Can We Create Without Being Sad? (The War Against Release Erosion) / by Dave Connis

I make a thing, it could be any sort of a thing: A funny thing. A thing comprised of musical notes, a thing combined of funny little lines we’ve come to call letters.

I make it with the hope others will enjoy it as much as I enjoyed making it. When the edits have been made, the tweaks have been tweaked, and the stage has been set, the fanfare blares in my head.

“This will be the one.”

“This will change lives and move hearts.”

“This will be the slayer of the masses.”

My finger twitches above the button that will release the hounds. Send forth mine creation into the bright blue world to be cherished and loved by all.

I press it. Suddenly, my gut becomes a daring teen on a trampoline, flipping more than it should.


That’s literally all it takes for me to feel what I’ve dubbed “Release Erosion.” It’s a special kind of acid. One that erodes at the soul with each passing second, one that picks at the heart with extravagant fervor. Sandpaper on wood. Sandpaper on glass. Sandpaper on paper.

An hour later: minimal views. My mother’s shared it.

Sandpaper on sandpaper.

Suddenly, it’s not enough that I’ve made the thing. It’s not enough that I’ve made it skillfully. It’s not enough that I’ve taken a part in the communal experience of creation. Suddenly, I’m a small star in the constantly expanding universe. A star that will be pushed into oblivion and stepped on by other lost stars trying to throw themselves toward the center of a galaxy.
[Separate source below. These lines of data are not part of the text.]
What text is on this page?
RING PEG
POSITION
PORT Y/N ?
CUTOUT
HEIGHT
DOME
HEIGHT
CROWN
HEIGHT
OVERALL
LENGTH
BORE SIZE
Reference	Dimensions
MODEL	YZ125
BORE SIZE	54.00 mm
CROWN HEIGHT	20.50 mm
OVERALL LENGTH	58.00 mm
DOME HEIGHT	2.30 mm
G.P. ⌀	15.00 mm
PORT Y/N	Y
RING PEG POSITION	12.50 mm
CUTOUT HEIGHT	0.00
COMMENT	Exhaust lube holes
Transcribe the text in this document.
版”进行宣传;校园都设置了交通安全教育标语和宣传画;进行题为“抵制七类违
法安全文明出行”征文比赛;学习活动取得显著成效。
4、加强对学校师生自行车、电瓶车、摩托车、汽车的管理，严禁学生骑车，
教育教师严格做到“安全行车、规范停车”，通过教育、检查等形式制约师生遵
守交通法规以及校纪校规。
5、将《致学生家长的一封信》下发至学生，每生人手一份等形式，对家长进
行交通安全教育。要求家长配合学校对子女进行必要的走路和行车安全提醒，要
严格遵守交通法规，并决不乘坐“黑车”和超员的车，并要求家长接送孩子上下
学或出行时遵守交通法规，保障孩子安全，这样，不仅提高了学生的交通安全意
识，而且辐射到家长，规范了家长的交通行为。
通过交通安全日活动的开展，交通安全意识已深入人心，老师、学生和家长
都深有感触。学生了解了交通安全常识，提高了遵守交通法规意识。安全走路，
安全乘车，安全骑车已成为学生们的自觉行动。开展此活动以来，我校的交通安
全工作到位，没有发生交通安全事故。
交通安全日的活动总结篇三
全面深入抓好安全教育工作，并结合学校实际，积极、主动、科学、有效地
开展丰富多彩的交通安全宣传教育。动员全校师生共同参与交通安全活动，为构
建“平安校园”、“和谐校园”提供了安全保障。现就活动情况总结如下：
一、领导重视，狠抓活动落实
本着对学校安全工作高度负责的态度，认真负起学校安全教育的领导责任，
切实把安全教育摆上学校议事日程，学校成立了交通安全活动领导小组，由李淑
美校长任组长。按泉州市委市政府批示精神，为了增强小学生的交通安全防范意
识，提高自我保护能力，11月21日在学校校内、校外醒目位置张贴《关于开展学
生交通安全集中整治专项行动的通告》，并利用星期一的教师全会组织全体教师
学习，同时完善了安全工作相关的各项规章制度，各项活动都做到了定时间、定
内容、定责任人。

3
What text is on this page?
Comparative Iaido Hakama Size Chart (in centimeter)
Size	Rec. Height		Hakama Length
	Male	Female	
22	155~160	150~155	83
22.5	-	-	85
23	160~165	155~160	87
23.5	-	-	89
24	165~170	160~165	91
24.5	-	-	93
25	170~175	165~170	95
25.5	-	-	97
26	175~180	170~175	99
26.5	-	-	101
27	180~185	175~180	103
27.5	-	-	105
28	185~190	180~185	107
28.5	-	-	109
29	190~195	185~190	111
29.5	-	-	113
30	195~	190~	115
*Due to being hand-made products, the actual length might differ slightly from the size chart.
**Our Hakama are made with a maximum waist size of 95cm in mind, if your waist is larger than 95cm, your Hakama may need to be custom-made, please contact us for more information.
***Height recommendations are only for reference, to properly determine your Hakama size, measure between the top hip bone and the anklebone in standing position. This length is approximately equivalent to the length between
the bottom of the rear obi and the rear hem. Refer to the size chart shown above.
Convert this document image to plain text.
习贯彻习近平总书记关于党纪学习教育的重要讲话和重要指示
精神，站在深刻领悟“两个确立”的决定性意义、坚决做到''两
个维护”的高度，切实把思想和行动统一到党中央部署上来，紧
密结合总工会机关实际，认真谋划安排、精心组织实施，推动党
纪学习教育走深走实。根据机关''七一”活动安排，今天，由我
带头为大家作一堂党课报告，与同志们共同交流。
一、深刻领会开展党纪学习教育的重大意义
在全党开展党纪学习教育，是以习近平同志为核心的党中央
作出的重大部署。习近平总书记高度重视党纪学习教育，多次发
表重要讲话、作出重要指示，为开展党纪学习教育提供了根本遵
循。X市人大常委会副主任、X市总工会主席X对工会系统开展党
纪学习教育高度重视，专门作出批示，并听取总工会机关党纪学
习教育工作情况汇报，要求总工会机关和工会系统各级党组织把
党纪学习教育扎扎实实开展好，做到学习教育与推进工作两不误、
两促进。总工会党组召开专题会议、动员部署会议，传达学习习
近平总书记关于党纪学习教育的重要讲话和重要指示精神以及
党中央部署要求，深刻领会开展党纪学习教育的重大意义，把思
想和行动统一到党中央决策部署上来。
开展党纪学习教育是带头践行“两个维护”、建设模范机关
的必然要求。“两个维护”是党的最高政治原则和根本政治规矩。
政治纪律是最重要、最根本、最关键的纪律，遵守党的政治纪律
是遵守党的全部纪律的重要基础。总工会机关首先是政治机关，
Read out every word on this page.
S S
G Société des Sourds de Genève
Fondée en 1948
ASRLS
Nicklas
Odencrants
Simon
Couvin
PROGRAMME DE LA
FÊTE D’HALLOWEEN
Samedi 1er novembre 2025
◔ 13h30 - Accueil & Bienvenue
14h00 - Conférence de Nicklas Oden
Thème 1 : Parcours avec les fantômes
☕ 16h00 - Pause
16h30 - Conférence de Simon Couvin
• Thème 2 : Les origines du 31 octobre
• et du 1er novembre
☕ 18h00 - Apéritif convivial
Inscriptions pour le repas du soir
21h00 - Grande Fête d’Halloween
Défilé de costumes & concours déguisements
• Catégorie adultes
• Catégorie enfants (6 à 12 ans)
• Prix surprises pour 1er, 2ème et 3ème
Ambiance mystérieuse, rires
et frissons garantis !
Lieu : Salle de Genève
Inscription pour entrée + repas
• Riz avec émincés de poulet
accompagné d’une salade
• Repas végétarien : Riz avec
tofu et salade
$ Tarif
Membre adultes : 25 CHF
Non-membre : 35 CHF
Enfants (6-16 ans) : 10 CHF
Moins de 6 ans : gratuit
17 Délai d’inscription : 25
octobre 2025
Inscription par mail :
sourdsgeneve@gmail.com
Release Burn keeps me up at night. Release Burn erodes my confidence. Tells me the thing I made is a gift for oblivion, not for humans.

I twist more. I try to dig down to the depths of what I’m feeling with others and get, “You should create just to create. Not to get recognition.”

I know that. That’s why I continue to create, because life beckons me to do it. Breathing has given me an ultimatum: “Create and breathe, or don’t create and suffocate.” I create because I love it, but I don’t want to create for oblivion.

I still hear: “Some maker you are. You should do it just because you love it.”

Sandpaper on pulp.

For me, the last four years have been an exercise in learning how to create for the lost stars. An exercise in using the oblivion to shape my understanding of how I create. With every non-view, or non-follower I gain, I practice telling myself that I am not a useless void. That I should still rejoice for the ability to make.

I try to reverse the Release Erosion process. Instead of letting the tension eat away at my soul, I try to redirect the erosion at the false lies that would have me shrivel into a creative raisin, and renounce the things I do, push them aside as a waste of time.

I want freedom from Release Erosion.

I want freedom from it before the day the universe decides that I should be closer to the galaxy center. I want to be a lost who’s orbit doesn’t depend on a singularity made out of high platform numbers, and well-shared creations.

Am I alone in wanting this? Are there any other lost stars?